BMC Med Inform Decis Mak. 2025 Aug 11;25(1):300. doi: 10.1186/s12911-025-03145-x.
The integration of electronic medical records (EMRs) with artificial intelligence (AI) is enhancing medical research, particularly in real-world evidence (RWE) studies. Extracting insights from coded medical data, such as ICD-10 codes, is essential for patient characterization. Traditional techniques, such as one-hot encoding (OHE), face limitations, particularly in managing high-dimensional data. In this study, a Bidirectional Encoder Representations from Transformers (BERT) approach is introduced to encode ICD-10 diagnostic codes, significantly improving model performance and reducing dimensionality. Data from 495,269 patients who visited the Cardiology Department at Asan Medical Center between 2000 and 2020 were used. The performance of models trained with OHE and ClinicalBERT embeddings was compared. For predicting major adverse cardiovascular events within one year following percutaneous coronary intervention (PCI) or coronary artery bypass grafting (CABG), the ClinicalBERT (code-embedded) model outperformed OHE. It achieved an AUC of 0.746 compared to 0.719, while also significantly reducing the dimensionality from 2,492 to 128. This method, which integrates diagnostic and medication data, provides valuable insights into patient care, enhancing the precision of predictions and supporting healthcare professionals in making more informed decisions.
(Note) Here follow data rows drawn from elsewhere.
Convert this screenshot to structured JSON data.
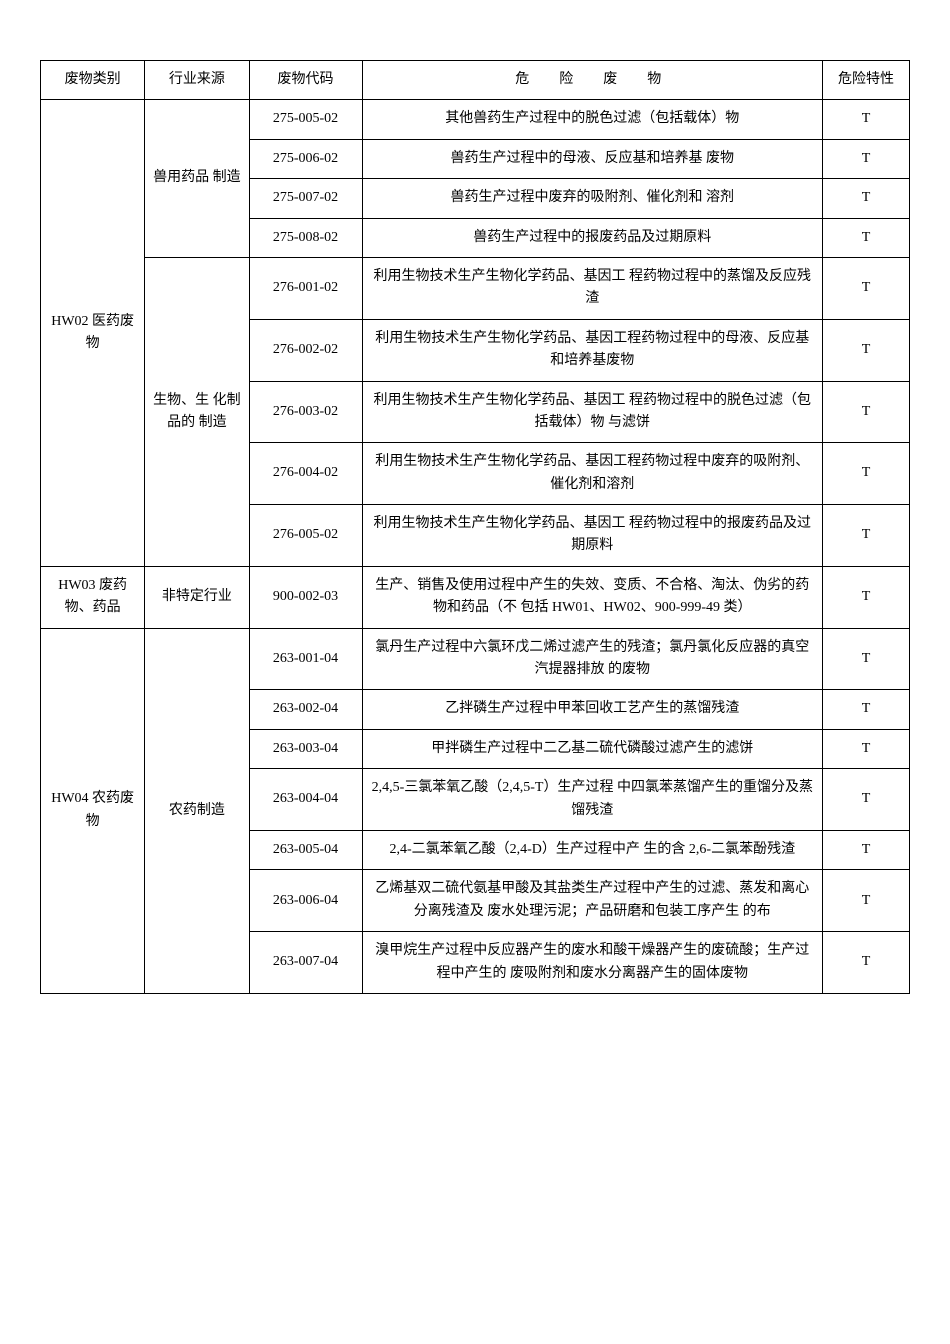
{
  "headers": {
    "category": "废物类别",
    "industry": "行业来源",
    "code": "废物代码",
    "hazard": "危　险　废　物",
    "hazprop": "危险特性"
  },
  "rows": [
    {
      "category": "HW02 医药废物",
      "industry": "兽用药品 制造",
      "code": "275-005-02",
      "hazard": "其他兽药生产过程中的脱色过滤（包括载体）物",
      "hazprop": "T",
      "catRowspan": 9,
      "indRowspan": 4
    },
    {
      "code": "275-006-02",
      "hazard": "兽药生产过程中的母液、反应基和培养基 废物",
      "hazprop": "T"
    },
    {
      "code": "275-007-02",
      "hazard": "兽药生产过程中废弃的吸附剂、催化剂和 溶剂",
      "hazprop": "T"
    },
    {
      "code": "275-008-02",
      "hazard": "兽药生产过程中的报废药品及过期原料",
      "hazprop": "T"
    },
    {
      "industry": "生物、生 化制品的 制造",
      "code": "276-001-02",
      "hazard": "利用生物技术生产生物化学药品、基因工 程药物过程中的蒸馏及反应残渣",
      "hazprop": "T",
      "indRowspan": 5
    },
    {
      "code": "276-002-02",
      "hazard": "利用生物技术生产生物化学药品、基因工程药物过程中的母液、反应基和培养基废物",
      "hazprop": "T"
    },
    {
      "code": "276-003-02",
      "hazard": "利用生物技术生产生物化学药品、基因工 程药物过程中的脱色过滤（包括载体）物 与滤饼",
      "hazprop": "T"
    },
    {
      "code": "276-004-02",
      "hazard": "利用生物技术生产生物化学药品、基因工程药物过程中废弃的吸附剂、催化剂和溶剂",
      "hazprop": "T"
    },
    {
      "code": "276-005-02",
      "hazard": "利用生物技术生产生物化学药品、基因工 程药物过程中的报废药品及过期原料",
      "hazprop": "T"
    },
    {
      "category": "HW03 废药物、药品",
      "industry": "非特定行业",
      "code": "900-002-03",
      "hazard": "生产、销售及使用过程中产生的失效、变质、不合格、淘汰、伪劣的药物和药品（不 包括 HW01、HW02、900-999-49 类）",
      "hazprop": "T",
      "catRowspan": 1,
      "indRowspan": 1
    },
    {
      "category": "HW04 农药废物",
      "industry": "农药制造",
      "code": "263-001-04",
      "hazard": "氯丹生产过程中六氯环戊二烯过滤产生的残渣；氯丹氯化反应器的真空汽提器排放 的废物",
      "hazprop": "T",
      "catRowspan": 7,
      "indRowspan": 7
    },
    {
      "code": "263-002-04",
      "hazard": "乙拌磷生产过程中甲苯回收工艺产生的蒸馏残渣",
      "hazprop": "T"
    },
    {
      "code": "263-003-04",
      "hazard": "甲拌磷生产过程中二乙基二硫代磷酸过滤产生的滤饼",
      "hazprop": "T"
    },
    {
      "code": "263-004-04",
      "hazard": "2,4,5-三氯苯氧乙酸（2,4,5-T）生产过程 中四氯苯蒸馏产生的重馏分及蒸馏残渣",
      "hazprop": "T"
    },
    {
      "code": "263-005-04",
      "hazard": "2,4-二氯苯氧乙酸（2,4-D）生产过程中产 生的含 2,6-二氯苯酚残渣",
      "hazprop": "T"
    },
    {
      "code": "263-006-04",
      "hazard": "乙烯基双二硫代氨基甲酸及其盐类生产过程中产生的过滤、蒸发和离心分离残渣及 废水处理污泥；产品研磨和包装工序产生 的布",
      "hazprop": "T"
    },
    {
      "code": "263-007-04",
      "hazard": "溴甲烷生产过程中反应器产生的废水和酸干燥器产生的废硫酸；生产过程中产生的 废吸附剂和废水分离器产生的固体废物",
      "hazprop": "T"
    }
  ]
}
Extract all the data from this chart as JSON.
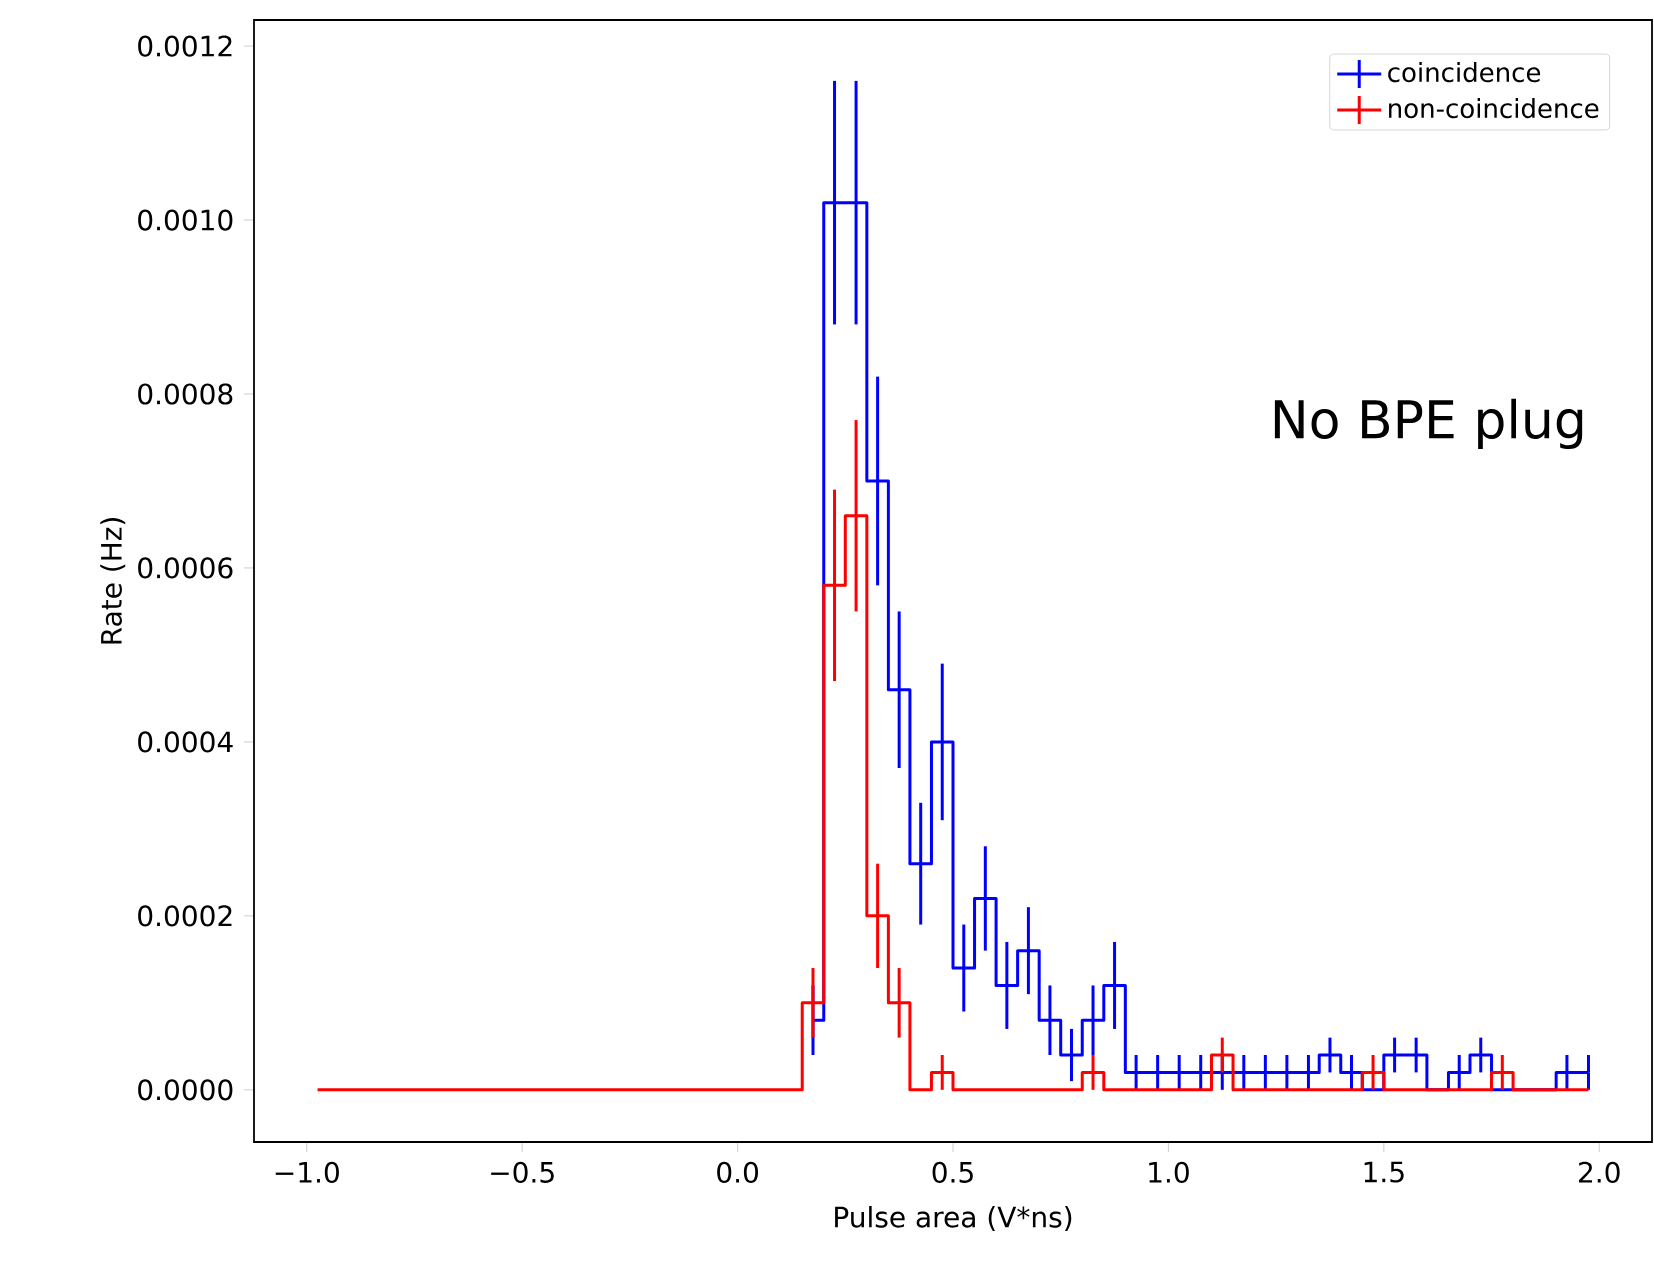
{
  "chart_data": {
    "type": "step",
    "xlabel": "Pulse area (V*ns)",
    "ylabel": "Rate (Hz)",
    "annotations": [
      "No BPE plug"
    ],
    "legend": "top right",
    "xlim": [
      -1.1225,
      2.1225
    ],
    "ylim": [
      -6e-05,
      0.00123
    ],
    "xticks": [
      {
        "value": -1,
        "label": "−1.0"
      },
      {
        "value": -0.5,
        "label": "−0.5"
      },
      {
        "value": 0,
        "label": "0.0"
      },
      {
        "value": 0.5,
        "label": "0.5"
      },
      {
        "value": 1,
        "label": "1.0"
      },
      {
        "value": 1.5,
        "label": "1.5"
      },
      {
        "value": 2,
        "label": "2.0"
      }
    ],
    "yticks": [
      {
        "value": 0,
        "label": "0.0000"
      },
      {
        "value": 0.0002,
        "label": "0.0002"
      },
      {
        "value": 0.0004,
        "label": "0.0004"
      },
      {
        "value": 0.0006,
        "label": "0.0006"
      },
      {
        "value": 0.0008,
        "label": "0.0008"
      },
      {
        "value": 0.001,
        "label": "0.0010"
      },
      {
        "value": 0.0012,
        "label": "0.0012"
      }
    ],
    "x": [
      -0.975,
      -0.925,
      -0.875,
      -0.825,
      -0.775,
      -0.725,
      -0.675,
      -0.625,
      -0.575,
      -0.525,
      -0.475,
      -0.425,
      -0.375,
      -0.325,
      -0.275,
      -0.225,
      -0.175,
      -0.125,
      -0.075,
      -0.025,
      0.025,
      0.075,
      0.125,
      0.175,
      0.225,
      0.275,
      0.325,
      0.375,
      0.425,
      0.475,
      0.525,
      0.575,
      0.625,
      0.675,
      0.725,
      0.775,
      0.825,
      0.875,
      0.925,
      0.975,
      1.025,
      1.075,
      1.125,
      1.175,
      1.225,
      1.275,
      1.325,
      1.375,
      1.425,
      1.475,
      1.525,
      1.575,
      1.625,
      1.675,
      1.725,
      1.775,
      1.825,
      1.875,
      1.925,
      1.975
    ],
    "series": [
      {
        "name": "coincidence",
        "color": "#0000ff",
        "values": [
          null,
          null,
          null,
          null,
          null,
          null,
          null,
          null,
          null,
          null,
          null,
          null,
          null,
          null,
          null,
          null,
          null,
          null,
          null,
          null,
          null,
          null,
          null,
          8e-05,
          0.00102,
          0.00102,
          0.0007,
          0.00046,
          0.00026,
          0.0004,
          0.00014,
          0.00022,
          0.00012,
          0.00016,
          8e-05,
          4e-05,
          8e-05,
          0.00012,
          2e-05,
          2e-05,
          2e-05,
          2e-05,
          2e-05,
          2e-05,
          2e-05,
          2e-05,
          2e-05,
          4e-05,
          2e-05,
          0,
          4e-05,
          4e-05,
          0,
          2e-05,
          4e-05,
          0,
          0,
          0,
          2e-05,
          2e-05
        ],
        "errors": [
          null,
          null,
          null,
          null,
          null,
          null,
          null,
          null,
          null,
          null,
          null,
          null,
          null,
          null,
          null,
          null,
          null,
          null,
          null,
          null,
          null,
          null,
          null,
          4e-05,
          0.00014,
          0.00014,
          0.00012,
          9e-05,
          7e-05,
          9e-05,
          5e-05,
          6e-05,
          5e-05,
          5e-05,
          4e-05,
          3e-05,
          4e-05,
          5e-05,
          2e-05,
          2e-05,
          2e-05,
          2e-05,
          2e-05,
          2e-05,
          2e-05,
          2e-05,
          2e-05,
          2e-05,
          2e-05,
          null,
          2e-05,
          2e-05,
          null,
          2e-05,
          2e-05,
          null,
          null,
          null,
          2e-05,
          2e-05
        ]
      },
      {
        "name": "non-coincidence",
        "color": "#ff0000",
        "values": [
          0,
          0,
          0,
          0,
          0,
          0,
          0,
          0,
          0,
          0,
          0,
          0,
          0,
          0,
          0,
          0,
          0,
          0,
          0,
          0,
          0,
          0,
          0,
          0.0001,
          0.00058,
          0.00066,
          0.0002,
          0.0001,
          0,
          2e-05,
          0,
          0,
          0,
          0,
          0,
          0,
          2e-05,
          0,
          0,
          0,
          0,
          0,
          4e-05,
          0,
          0,
          0,
          0,
          0,
          0,
          2e-05,
          0,
          0,
          0,
          0,
          0,
          2e-05,
          0,
          0,
          0,
          0
        ],
        "errors": [
          null,
          null,
          null,
          null,
          null,
          null,
          null,
          null,
          null,
          null,
          null,
          null,
          null,
          null,
          null,
          null,
          null,
          null,
          null,
          null,
          null,
          null,
          null,
          4e-05,
          0.00011,
          0.00011,
          6e-05,
          4e-05,
          null,
          2e-05,
          null,
          null,
          null,
          null,
          null,
          null,
          2e-05,
          null,
          null,
          null,
          null,
          null,
          2e-05,
          null,
          null,
          null,
          null,
          null,
          null,
          2e-05,
          null,
          null,
          null,
          null,
          null,
          2e-05,
          null,
          null,
          null,
          null
        ]
      }
    ]
  }
}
电子病历(EMR)与人工智能(AI)的整合正在推动医学研究,尤其是在真实世界证据(RWE)研究方面。从编码的医学数据(如ICD-10编码)中提取见解对于患者特征描述至关重要。传统技术,如独热编码(OHE),存在局限性,尤其是在处理高维数据时。在本研究中,引入了一种基于变换器的双向编码器表征(BERT)方法来对ICD-10诊断编码进行编码,显著提高了模型性能并降低了维度。使用了2000年至2020年间访问峨山医院心血管科的495269名患者的数据。比较了使用OHE和ClinicalBERT嵌入训练的模型的性能。对于预测经皮冠状动脉介入治疗(PCI)或冠状动脉旁路移植术(CABG)后一年内的主要不良心血管事件,ClinicalBERT(编码嵌入)模型优于OHE。它的曲线下面积(AUC)为0.746,而OHE为0.719,同时维度也从2492显著降低到128。这种整合诊断和用药数据的方法为患者护理提供了有价值的见解,提高了预测的准确性,并支持医疗保健专业人员做出更明智的决策。